Select Enterprise CA as CA type and click Next.
Select Use existing private key and choose Select a certificate and use its associated private key. Click Next.
Click Import. Click Browse and select the certificate exported from the old CA and enter the Password. Click OK.
Select the imported certificate and click Next. Leave default locations and click Next.
Click Close when the configuration completes successfully.
Import the registry key
Last step is the import of the registry key previously exported from the old CA.
Before importing the registry key we need to change the name server with the new one. Right click the registry key file (ca_config.reg in the example) and select Edit.
Locate the CAServerName entry and change the name with the current server name and save the file.
Now open the Command Prompt and stop the ca service with the command:
net stop certsvc
Double click on the registry file to import the settings. Click Yes to confirm the import.

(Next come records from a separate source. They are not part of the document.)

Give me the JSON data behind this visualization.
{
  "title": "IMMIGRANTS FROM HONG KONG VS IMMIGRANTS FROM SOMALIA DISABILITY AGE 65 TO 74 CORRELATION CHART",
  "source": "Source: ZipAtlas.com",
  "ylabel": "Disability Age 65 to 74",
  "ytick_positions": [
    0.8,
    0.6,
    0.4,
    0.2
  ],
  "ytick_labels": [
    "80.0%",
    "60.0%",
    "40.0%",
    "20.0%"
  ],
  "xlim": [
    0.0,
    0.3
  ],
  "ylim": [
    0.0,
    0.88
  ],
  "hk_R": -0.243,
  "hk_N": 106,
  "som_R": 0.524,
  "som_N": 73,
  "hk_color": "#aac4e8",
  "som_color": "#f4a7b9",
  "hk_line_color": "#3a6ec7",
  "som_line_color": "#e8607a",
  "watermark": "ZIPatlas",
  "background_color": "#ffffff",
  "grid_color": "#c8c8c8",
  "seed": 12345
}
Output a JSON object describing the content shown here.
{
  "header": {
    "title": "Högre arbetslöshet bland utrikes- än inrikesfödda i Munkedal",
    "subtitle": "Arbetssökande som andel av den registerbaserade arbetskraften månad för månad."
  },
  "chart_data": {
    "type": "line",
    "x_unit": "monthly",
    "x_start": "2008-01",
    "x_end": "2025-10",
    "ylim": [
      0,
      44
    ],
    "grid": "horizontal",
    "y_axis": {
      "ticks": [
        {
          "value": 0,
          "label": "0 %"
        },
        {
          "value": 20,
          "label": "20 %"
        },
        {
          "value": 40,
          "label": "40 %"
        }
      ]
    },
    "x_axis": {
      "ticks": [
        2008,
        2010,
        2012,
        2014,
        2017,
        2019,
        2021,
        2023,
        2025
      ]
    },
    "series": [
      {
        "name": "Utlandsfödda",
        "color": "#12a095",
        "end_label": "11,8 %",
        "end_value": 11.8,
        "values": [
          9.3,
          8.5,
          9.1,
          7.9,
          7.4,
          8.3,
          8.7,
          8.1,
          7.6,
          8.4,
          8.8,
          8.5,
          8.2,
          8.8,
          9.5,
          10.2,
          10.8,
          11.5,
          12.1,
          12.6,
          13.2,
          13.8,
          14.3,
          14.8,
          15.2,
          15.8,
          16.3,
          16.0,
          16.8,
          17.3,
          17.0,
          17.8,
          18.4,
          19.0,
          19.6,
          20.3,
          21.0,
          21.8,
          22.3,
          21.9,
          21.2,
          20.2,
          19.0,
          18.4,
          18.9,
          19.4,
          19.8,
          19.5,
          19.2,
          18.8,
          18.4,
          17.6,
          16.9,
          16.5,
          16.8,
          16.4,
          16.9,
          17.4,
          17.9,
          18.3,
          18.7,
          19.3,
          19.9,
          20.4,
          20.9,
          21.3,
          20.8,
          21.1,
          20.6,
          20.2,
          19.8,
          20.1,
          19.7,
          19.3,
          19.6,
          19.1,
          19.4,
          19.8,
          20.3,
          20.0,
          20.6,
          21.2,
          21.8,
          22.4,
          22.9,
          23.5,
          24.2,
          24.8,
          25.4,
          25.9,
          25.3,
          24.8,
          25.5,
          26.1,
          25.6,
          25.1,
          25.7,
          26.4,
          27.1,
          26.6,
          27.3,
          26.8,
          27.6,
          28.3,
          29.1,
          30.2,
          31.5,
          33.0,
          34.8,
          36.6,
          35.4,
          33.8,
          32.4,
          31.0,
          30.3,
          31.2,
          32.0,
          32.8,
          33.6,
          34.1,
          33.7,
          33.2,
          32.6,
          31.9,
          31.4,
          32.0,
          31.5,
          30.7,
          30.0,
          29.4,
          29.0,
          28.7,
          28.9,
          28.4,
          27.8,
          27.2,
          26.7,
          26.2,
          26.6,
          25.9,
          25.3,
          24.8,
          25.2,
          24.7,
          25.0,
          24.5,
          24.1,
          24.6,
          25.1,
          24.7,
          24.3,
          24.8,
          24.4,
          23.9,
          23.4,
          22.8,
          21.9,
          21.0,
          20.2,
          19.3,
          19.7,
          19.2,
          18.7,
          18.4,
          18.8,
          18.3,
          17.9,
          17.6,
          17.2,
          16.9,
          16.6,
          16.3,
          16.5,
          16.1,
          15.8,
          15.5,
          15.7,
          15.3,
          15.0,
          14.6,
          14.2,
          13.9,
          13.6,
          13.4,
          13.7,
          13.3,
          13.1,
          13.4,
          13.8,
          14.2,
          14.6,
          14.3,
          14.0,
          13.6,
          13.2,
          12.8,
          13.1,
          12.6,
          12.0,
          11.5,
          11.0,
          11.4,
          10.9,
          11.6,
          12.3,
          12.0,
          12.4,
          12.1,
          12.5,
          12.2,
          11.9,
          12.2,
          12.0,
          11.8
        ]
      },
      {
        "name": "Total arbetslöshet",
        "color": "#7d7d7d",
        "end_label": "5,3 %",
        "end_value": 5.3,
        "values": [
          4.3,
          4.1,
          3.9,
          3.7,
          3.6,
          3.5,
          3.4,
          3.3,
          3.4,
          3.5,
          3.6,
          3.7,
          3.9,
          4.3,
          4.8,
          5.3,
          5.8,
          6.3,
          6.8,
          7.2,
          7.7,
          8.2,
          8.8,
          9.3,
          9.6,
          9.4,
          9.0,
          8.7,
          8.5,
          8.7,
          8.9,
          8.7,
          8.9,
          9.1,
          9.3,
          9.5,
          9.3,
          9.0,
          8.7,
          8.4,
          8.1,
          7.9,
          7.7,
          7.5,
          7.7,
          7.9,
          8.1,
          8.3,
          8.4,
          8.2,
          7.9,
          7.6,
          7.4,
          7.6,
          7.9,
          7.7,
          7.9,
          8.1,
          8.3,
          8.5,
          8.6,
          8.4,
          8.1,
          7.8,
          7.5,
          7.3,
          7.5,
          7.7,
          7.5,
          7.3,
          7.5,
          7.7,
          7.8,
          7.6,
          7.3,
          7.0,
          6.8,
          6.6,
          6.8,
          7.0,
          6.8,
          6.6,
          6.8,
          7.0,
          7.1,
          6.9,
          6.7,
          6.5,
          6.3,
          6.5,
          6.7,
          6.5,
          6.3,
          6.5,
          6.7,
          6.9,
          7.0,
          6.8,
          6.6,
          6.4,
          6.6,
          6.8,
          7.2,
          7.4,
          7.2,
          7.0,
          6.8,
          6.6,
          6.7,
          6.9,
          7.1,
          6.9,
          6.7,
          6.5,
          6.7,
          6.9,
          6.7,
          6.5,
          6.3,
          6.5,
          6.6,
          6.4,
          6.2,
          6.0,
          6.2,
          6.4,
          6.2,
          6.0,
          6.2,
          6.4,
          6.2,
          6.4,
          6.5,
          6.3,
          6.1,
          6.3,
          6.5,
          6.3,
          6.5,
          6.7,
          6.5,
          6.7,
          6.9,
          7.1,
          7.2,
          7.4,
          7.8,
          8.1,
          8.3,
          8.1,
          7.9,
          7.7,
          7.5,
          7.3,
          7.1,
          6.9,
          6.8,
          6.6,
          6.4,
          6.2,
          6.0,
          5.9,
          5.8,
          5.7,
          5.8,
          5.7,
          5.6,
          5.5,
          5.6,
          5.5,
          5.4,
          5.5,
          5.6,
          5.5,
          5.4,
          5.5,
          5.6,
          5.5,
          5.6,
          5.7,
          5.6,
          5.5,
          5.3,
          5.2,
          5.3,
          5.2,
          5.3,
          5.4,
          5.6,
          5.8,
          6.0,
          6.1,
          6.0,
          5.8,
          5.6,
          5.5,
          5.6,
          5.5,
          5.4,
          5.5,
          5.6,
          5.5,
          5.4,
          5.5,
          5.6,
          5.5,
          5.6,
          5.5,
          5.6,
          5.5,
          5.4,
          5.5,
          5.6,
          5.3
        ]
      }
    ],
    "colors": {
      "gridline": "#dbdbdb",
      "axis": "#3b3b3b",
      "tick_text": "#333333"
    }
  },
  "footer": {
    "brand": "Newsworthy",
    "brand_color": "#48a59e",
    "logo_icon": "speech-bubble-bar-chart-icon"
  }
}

Click OK when values have been added successfully.
Restore the database
Open the Certification Authority manager and right click the CA name and select All Taks > Restore CA.
The Certification Authority Restore Wizard opens. Click Next.
Select both Private key and CA certificate and Certificate database and certificate database log options. Click Browse and select the location where the database is located then click Next.
Enter the Password to gain access to the private key and click Next then click Finish to restore the database.
Click Yes on the pop-up window to start Active Directory Certificate Services.
What About Certificate Templates? Do I need to Move Them?
No! Certificate templates are actually stored in Active Directory, NOT in/on the actual Certificate Services server, (that’s why sometimes they take a while to appear after you create them!)